TIA : Monsieur Lucien Mulikuza, qu’est-ce qui vous a inspiré la création de Progrès Hebdo, à votre âge ?

Lucien Mulikuza : Je finissais le premier cycle en journalisme, et je ne me plaisais pas de voir que dans la presse ce sont les seuls politiciens qui avaient le monopole. Des journaux étaient sous la coupe de tel ou tel autre politicien. Je voulais aller contre ce vent-là. Etant sans parti politique, sans ambition politique,  j’ai alors décidé de réunir quelques professionnels pour lancer le projet.

Progrès Hebdo fait premièrement penser au développement et pas forcement à l’actualité pure c’est cela votre ligne?

Lucien Mulikuza : C’était l’idée de base. Parler de ce qui marche au pays chaque semaine. Ne pas mettre en avant les échecs. Mais à la fin, ce qui ne va pas est au-delà de ce qui va. Plusieurs choses ne marchent pas au pays et il est impossible de ne pas en parler. Il faudrait être aveugle pour ne pas les voir. Normalement j’aurai pu changer de nom, mais comme on était déjà légalement inscrit comme journal et entreprise au nom de Progrès Hebdo, on a du garder le nom. En plus, même en signalant les choses qui ne vont pas au pays c’est aussi une façon d’aider qu’il y ait progrès, donc on est quand même dans cette logique d’une certaine manière.

Vous êtes au 75ième  numéro, et vous avez un an et huit mois. Comment évoluez-vous ? Avez-vous réussi à faire évoluer quelques situations ?

La Une du journal de Lucien Mulikuza
La Une du journal de Lucien Mulikuza

Lucien Mulikuza : Nous avons une assez bonne évolution, nous ambitionnions déjà d’avoir notre propre imprimerie, même si le projet a été finalement repoussé pour plus tard. Côté lectorat, nous produisons 2000 exemplaires  chaque semaine, nous les distribuons dans cinq provinces à part la capitale. Et nous livrons jusqu’au domicile nos journaux, pour un abonnement moyen de dix dollars américains par mois. La livraison à domicile, nous sommes les seuls à le faire. Parlant du contenu qui aurait pu influencer quelque chose. En février, nous avions un titre qui prédisait que le rassemblement de l’opposition allait se disloquer. Plusieurs medias de la capitale avaient repris cet article, et oui cela plaisait les gens de la majorité présidentielle et était pris comme un affront pour l’opposition. Mais pour nous c’était une analyse prédictive qui avait fini par se réaliser. Et depuis, il y a plusieurs journaux qu’on appelle ici « Presse noire », ils reprennent régulièrement nos titres.

Combien de personnes sont employés chez Progrès Hebdo, quel est votre revenu moyen mensuel et quelles sont les difficultés auxquelles vous faites face ?
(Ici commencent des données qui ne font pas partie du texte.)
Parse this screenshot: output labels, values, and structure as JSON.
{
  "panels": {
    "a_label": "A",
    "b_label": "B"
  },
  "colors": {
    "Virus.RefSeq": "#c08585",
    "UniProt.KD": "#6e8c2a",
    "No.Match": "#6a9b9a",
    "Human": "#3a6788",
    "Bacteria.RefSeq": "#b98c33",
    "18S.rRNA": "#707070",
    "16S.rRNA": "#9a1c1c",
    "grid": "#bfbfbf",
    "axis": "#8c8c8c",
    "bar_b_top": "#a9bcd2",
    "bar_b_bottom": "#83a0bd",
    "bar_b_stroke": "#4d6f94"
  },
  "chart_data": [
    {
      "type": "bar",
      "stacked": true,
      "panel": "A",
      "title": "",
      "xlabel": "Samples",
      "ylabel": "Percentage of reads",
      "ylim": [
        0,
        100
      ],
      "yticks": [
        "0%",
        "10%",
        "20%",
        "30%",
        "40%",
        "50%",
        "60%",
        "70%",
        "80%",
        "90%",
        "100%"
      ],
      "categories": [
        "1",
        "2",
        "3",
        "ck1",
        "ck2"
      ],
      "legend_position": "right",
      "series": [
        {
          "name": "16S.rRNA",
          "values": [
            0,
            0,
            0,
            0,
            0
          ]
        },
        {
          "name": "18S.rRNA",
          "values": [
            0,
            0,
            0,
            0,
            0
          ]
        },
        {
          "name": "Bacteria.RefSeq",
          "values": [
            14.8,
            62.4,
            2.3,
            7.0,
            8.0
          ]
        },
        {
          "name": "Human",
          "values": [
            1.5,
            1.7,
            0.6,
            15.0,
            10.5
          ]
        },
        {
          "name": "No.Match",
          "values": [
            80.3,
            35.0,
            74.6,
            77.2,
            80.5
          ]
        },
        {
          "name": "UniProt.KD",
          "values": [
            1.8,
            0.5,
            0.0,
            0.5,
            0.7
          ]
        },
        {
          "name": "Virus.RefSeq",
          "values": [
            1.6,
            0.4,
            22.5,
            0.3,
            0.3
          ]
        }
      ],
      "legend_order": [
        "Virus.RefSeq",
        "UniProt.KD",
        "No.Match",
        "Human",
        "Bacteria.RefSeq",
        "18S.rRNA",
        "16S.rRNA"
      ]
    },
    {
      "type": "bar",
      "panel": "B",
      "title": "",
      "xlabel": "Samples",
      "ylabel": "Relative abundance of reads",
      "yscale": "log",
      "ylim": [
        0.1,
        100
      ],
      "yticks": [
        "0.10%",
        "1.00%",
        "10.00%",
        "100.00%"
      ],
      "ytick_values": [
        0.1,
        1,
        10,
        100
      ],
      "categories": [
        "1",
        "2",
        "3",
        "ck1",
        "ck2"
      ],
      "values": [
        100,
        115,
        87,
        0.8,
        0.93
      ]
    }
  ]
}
Lucien Mulikuza : Par mois, nous faisons des entrées autour de 2500 dollars, donc le strict minimum qu’il nous faut. Et cela ne provient que de nos ventes ou des abonnés !  Nous ne prenons jamais l’argent de politiciens, qu’on appelle ici coupage. Notre personnel total est 12. Six ici dans la capitale et six dans les autres provinces.  Pour les difficultés, c’est surtout l’argent. Comme nous n’avons aucun soutien de politiciens, il nous faut produire pour espérer faire entrer de l’argent. Or toute production demande aussi de l’argent. Je suis jeune, je n’ai aucun autre boulot à part celui-là. Du coup, nous gérons les 2500 pour produire et assurer le paiement des agents, le moins payé touche près de 100 dollars américains, il ne travaille que 5 fois le mois. Il y a aussi des étiquettes qu’on nous donne au fil de temps. Vu qu’on essaie de rester le plus objectif possible, des fois nos analyses nous valent d’être qualifié de pro-gouvernemental dans un numéro, et de pro-opposition dans le prochain, avec des menaces qui vont avec.

Quelles sont les perspectives de Progrès Hebdo ?

Lucien Mulikuza : A court terme, nous avons la vision 12-17, donc d’ici décembre nous aurons déjà une présence dans 20 provinces avec de correspondant. Et le journal sera déjà de 20 pages ! A long terme nous comptons repenser notre projet d’avoir notre propre imprimerie. Dans le long-long terme nous pensons avoir des mini rédactions locales dans chaque ville.